Image d'archives de gilets de sauvetage retrouvés sur le lieu d'un naufrage en mer Méditerranée. Crédit : Reuters
Image d'archives de gilets de sauvetage retrouvés sur le lieu d'un naufrage en mer Méditerranée. Crédit : Reuters

Selon la plateforme d'aide aux migrants en détresse en mer Alarm Phone, au moins 60 personnes sont mortes en Méditerranée jeudi 18 mars suite à l'incendie de leur embarcation.

"Le jeudi 18 mars, une tragédie s'est déroulée au large des côtes libyennes." Dans un communiqué publié lundi 22 mars, Alarm Phone, la plateforme d'aide aux migrants en détresse en mer, a annoncé la disparition d'environ 60 migrants en Méditerranée.

Selon l'organisation, qui s'appuie sur les témoignages des rescapés, le moteur de leur embarcation a pris feu en plein milieu de la mer dans la nuit du mercredi 17 au jeudi 18 mars, quelques heures après leur départ de Zouara, en Libye. "Le capitaine du bateau a utilisé un briquet pour voir le moteur et le carburant a pris feu. Une partie [des migrants] est allée à l'eau à cause du feu brûlant et n'a pas pu regagner le canot", explique l'un des survivants. 

Les naufragés "en panique" ont contacté Alarm Phone vers 2h30 du matin, qui a alerté les autorités compétentes ainsi que l'Ocean Viking, présent dans la zone.

Le navire humanitaire a lancé une opération de recherche, sans succès, faute d'avoir pu obtenir les coordonnées GPS du bateau.
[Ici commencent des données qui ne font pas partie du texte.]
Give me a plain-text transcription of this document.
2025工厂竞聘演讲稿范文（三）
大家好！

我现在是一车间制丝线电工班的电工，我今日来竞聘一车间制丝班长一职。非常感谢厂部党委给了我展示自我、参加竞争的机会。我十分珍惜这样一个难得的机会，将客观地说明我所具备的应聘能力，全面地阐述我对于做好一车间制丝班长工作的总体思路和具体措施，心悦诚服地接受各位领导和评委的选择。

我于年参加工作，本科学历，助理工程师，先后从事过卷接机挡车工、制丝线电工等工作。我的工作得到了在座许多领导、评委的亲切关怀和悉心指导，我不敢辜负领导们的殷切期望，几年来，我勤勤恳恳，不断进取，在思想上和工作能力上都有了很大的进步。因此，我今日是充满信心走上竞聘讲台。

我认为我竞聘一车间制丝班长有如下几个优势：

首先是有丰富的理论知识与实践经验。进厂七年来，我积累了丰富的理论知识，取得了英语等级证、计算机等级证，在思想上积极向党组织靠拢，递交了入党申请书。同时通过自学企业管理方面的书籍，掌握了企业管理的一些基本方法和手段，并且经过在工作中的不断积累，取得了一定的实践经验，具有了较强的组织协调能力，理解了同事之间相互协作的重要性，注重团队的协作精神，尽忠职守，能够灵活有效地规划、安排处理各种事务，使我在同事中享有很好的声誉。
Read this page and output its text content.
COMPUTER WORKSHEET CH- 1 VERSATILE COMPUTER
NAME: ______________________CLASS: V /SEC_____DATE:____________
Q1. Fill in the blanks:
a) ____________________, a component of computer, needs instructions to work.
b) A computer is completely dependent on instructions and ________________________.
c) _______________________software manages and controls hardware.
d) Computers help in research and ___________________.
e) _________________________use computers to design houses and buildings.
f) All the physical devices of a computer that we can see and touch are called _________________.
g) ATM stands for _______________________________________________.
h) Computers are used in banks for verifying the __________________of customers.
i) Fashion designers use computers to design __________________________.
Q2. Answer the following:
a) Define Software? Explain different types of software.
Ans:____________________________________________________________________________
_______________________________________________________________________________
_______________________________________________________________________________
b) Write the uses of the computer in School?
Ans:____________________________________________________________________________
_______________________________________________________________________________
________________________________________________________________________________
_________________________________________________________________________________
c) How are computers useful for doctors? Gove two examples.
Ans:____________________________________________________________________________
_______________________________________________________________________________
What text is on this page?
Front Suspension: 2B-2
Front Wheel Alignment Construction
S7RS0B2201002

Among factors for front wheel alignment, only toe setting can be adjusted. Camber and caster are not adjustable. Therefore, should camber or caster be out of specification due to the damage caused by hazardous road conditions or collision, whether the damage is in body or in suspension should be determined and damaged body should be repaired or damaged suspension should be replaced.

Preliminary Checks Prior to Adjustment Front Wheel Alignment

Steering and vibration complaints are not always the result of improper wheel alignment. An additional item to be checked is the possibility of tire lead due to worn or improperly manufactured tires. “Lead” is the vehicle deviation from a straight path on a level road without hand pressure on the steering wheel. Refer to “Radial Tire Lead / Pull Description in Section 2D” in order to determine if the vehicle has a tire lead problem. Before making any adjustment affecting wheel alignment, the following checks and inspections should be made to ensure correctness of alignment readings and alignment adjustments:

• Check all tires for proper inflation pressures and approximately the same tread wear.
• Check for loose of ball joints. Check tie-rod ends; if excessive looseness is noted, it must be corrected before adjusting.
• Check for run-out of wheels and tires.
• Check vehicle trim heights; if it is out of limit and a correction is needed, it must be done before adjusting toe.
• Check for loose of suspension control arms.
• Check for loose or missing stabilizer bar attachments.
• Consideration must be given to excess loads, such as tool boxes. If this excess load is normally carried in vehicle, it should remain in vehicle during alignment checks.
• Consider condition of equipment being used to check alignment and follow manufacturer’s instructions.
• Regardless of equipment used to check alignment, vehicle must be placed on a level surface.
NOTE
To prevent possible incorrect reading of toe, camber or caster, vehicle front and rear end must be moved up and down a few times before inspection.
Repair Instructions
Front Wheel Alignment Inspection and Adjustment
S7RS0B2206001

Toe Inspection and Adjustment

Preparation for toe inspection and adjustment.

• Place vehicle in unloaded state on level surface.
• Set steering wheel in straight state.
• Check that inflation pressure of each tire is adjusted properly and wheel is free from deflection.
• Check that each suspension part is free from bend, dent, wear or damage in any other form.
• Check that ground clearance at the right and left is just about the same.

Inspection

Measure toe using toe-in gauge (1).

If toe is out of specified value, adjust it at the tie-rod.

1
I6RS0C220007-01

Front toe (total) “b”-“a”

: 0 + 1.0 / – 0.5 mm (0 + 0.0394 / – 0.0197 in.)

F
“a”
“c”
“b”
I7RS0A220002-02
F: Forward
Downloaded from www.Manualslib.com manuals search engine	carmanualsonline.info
Des autorités difficiles à joindre

Alarm Phone affirme que les MRCC (centre de coordination des secours en mer) italien et maltais "ont interrompu les appels" de leur équipe et n'ont pas répondu aux appels ultérieurs. Les autorités libyennes, elles, n'ont tout simplement pas décroché le téléphone.

>> À (re)lire : L'Open Arms est en route vers la Méditerranée centrale

De leur côté, les naufragés ont également tenté de joindre les différents MRCC, responsables de cette zone maritime. "Nous avons appelé les autorités italiennes au moins 20 fois. La dernière fois, nous leur avons demandé le numéro des garde-côtes libyens, mais ils ont refusé de nous le donner", raconte un rescapé.

Environ 45 personnes ont finalement été secourues dans la matinée par des pêcheurs, et transférées sur un navire des garde-côtes libyens. Ces derniers ont également remonté à bord cinq cadavres.

>> À (re)lire : Le Conseil de l’Europe accuse les États européens de laisser mourir les migrants en Méditerranée

Alarm Phone exhorte les autorités libyennes, maltaises et italiennes "de fournir un rapport détaillé des actions qu'elles ont entreprises pour rechercher et sauver les personnes en détresse, rechercher les disparus et les corps des morts".

Depuis le début de l'année, au moins 230 migrants sont morts en Méditerranée centrale, d'après les chiffres de l'Organisation internationale des migrations (OIM). Mais ce chiffre pourrait être plus élevé. Des "naufrages invisibles", dont personne n'a connaissance notamment en raison de l'absence de navires humanitaires dans la zone de recherche et de sauvetage (SAR zone), peuvent en effet se produire en mer.